Let's plot the total number of successfully ingested shows by date. Here we can see a combination of the collection's actual structure (largely due to EPG data) and non-transient failures in ingesting videos. Using this graph we were able to immediately spot a number of date ranges to run advanced diagnostic systems to examine and understand to what degree there is a legitimate reduction of videos in that period vs an ingest system failure. Already we're getting some powerful results! In all, there were 4.1M news programs in the collection.

Interestingly, our diagnostic systems failed to pick up any major systematic ingest failures around those date ranges that would explain the sharp dips in the daily show count. What if we instead plot the daily seconds of news programming airtime in the archive? This graph looks very different and shows far more stability over time. This suggests that many of the trends above are due to shifts in EPG show cutting (whether airtime is grouped into fewer longer shows or more fine-grained shorter programs) rather than monitored airtime. In all, there are 10.9B seconds (182M minutes / 3M hours) of news programming airtime in the collection.
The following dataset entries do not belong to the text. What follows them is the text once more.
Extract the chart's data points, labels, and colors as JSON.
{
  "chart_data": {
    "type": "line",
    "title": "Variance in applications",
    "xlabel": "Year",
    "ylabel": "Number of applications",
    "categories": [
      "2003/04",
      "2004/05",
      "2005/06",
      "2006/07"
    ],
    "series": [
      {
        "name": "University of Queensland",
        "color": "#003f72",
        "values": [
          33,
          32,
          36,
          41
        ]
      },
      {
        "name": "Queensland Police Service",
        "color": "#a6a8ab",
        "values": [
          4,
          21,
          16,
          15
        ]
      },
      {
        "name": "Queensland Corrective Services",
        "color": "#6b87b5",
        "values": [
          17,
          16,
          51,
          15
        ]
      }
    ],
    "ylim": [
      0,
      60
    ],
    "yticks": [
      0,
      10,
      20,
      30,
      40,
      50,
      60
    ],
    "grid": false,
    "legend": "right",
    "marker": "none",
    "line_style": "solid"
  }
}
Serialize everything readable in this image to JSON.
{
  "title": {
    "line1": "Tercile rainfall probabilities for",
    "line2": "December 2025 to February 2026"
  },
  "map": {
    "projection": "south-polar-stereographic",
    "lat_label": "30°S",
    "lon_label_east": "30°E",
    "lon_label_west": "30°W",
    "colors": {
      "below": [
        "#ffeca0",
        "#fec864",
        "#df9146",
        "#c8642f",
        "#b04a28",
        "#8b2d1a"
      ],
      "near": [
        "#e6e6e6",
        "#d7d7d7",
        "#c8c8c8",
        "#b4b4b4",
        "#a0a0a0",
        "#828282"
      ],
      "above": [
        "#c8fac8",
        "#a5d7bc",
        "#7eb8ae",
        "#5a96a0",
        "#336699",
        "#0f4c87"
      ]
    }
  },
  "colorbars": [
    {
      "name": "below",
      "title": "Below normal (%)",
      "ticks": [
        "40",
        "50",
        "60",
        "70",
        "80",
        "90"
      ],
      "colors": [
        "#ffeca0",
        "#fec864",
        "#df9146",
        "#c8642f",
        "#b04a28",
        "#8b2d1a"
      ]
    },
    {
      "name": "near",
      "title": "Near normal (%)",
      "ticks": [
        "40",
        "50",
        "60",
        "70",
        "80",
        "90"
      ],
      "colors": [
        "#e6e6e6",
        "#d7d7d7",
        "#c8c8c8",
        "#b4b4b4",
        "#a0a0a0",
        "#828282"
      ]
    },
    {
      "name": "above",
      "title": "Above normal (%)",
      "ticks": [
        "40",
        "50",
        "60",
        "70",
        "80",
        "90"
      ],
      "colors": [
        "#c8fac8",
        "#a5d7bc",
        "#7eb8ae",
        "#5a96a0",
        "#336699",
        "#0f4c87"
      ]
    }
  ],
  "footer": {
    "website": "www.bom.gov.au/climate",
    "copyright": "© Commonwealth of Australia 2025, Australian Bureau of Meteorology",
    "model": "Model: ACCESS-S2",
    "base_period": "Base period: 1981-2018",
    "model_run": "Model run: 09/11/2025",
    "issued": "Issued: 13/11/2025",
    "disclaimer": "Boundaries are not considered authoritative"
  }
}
What about total pixels analyzed by the Visual Explorer? In all, there are just over 1.056 quadrillion pixels. However, there is a strange massive outlier on December 30, 2022. What might explain it?

Let's modify our query to return the complete inventory of shows from that day and sort by VE pixel count:

select rowkey,
JSON_EXTRACT_SCALAR(DOWN, '$.durSec') sec,
(
  (CAST(JSON_EXTRACT_SCALAR(DOWN, '$.durSec') AS FLOAT64) / 4) * 
  CAST(JSON_EXTRACT_SCALAR(DOWN, '$.height') AS FLOAT64) * 
  CAST(JSON_EXTRACT_SCALAR(DOWN, '$.width') AS FLOAT64)
) AS pixels,
DOWN FROM (
SELECT  
rowkey, ( select array(select value from unnest(cell))[OFFSET(0)]  from unnest(cf.column) where name in ('DOWN') ) DOWN
 FROM `[YOURPROJECTID].bigtableconnections.digtwin` where rowkey like '20211230%' 
) WHERE DOWN like '%DOWNLOADED_SUCCESS%' order by pixels desc

Immediately, the outlier becomes clear. A series of corrupt broadcasts that were not flagged as corrupt by the derivation process. One broadcast reports that it is 3.5 hours long when it actually represents only 30 minutes of programming, but most critically, its metadata reports that the video signal is 22,702 pixels wide by 12,768 pixels high – an impossibly high resolution for a channel that ordinarily broadcasts in standard HD.

Using a similar approach, we can run any kind of aggregation, analysis or filtering imaginable.